Theory of Integer Quantum Hall Effect in Irrational Magnetic Field

Abstract: The conventional theory of the integer quantum Hall effect (IQHE) fails for irrational magnetic fields owing to the breakdown of magnetic translational symmetry. Here, based on the recently proposed incommensurate energy band (IEB) theory, we present a universal IQHE theory that does not rely on magnetic translation symmetry and is applicable to both rational and irrational magnetic fluxes. Using the square lattice as a paradigmatic example, we first show that the IEB framework provides a superior description of its energy spectrum in a magnetic field, as it explicitly reveals the momentum-space distribution of eigenstates.

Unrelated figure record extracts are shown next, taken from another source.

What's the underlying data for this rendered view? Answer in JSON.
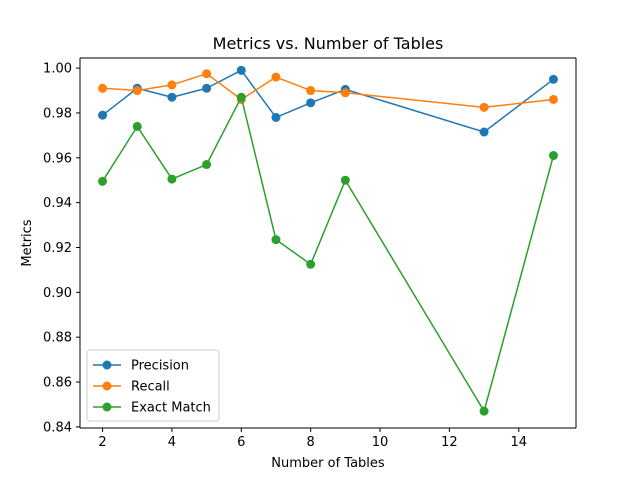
{
  "chart_data": {
    "type": "line",
    "title": "Metrics vs. Number of Tables",
    "xlabel": "Number of Tables",
    "ylabel": "Metrics",
    "x": [
      2,
      3,
      4,
      5,
      6,
      7,
      8,
      9,
      13,
      15
    ],
    "xlim": [
      1.35,
      15.65
    ],
    "ylim": [
      0.8395,
      1.0045
    ],
    "xticks": [
      2,
      4,
      6,
      8,
      10,
      12,
      14
    ],
    "xtick_labels": [
      "2",
      "4",
      "6",
      "8",
      "10",
      "12",
      "14"
    ],
    "yticks": [
      0.84,
      0.86,
      0.88,
      0.9,
      0.92,
      0.94,
      0.96,
      0.98,
      1.0
    ],
    "ytick_labels": [
      "0.84",
      "0.86",
      "0.88",
      "0.90",
      "0.92",
      "0.94",
      "0.96",
      "0.98",
      "1.00"
    ],
    "grid": false,
    "legend_position": "lower-left",
    "series": [
      {
        "name": "Precision",
        "color": "#1f77b4",
        "values": [
          0.979,
          0.991,
          0.987,
          0.991,
          0.999,
          0.978,
          0.9845,
          0.9905,
          0.9715,
          0.995
        ]
      },
      {
        "name": "Recall",
        "color": "#ff7f0e",
        "values": [
          0.991,
          0.99,
          0.9925,
          0.9975,
          0.986,
          0.996,
          0.99,
          0.989,
          0.9825,
          0.986
        ]
      },
      {
        "name": "Exact Match",
        "color": "#2ca02c",
        "values": [
          0.9495,
          0.974,
          0.9505,
          0.957,
          0.987,
          0.9235,
          0.9125,
          0.95,
          0.847,
          0.961
        ]
      }
    ]
  }
}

Key to our IQHE theory is that each gap in the IEB spectrum is intrinsically labeled by an integer pair (m,g), defined by the corresponding Bragg planes. When the Fermi energy lies within such a gap, the occupied electron states $N_{\text{occ}}$ is determined by the k-space volume enclosed by these Bragg planes, leading to the fundamental relation $N_{\text{occ}}/N_0 = m(φ/φ0) + g$. Through Středa formula, this leads directly to the quantized Hall conductance $σ{xy} = m e^2/h$ under arbitrary magnetic fields. Our work resolves the long-standing problem of IQHE under irrational flux, and establishes a new paradigm for IQHE.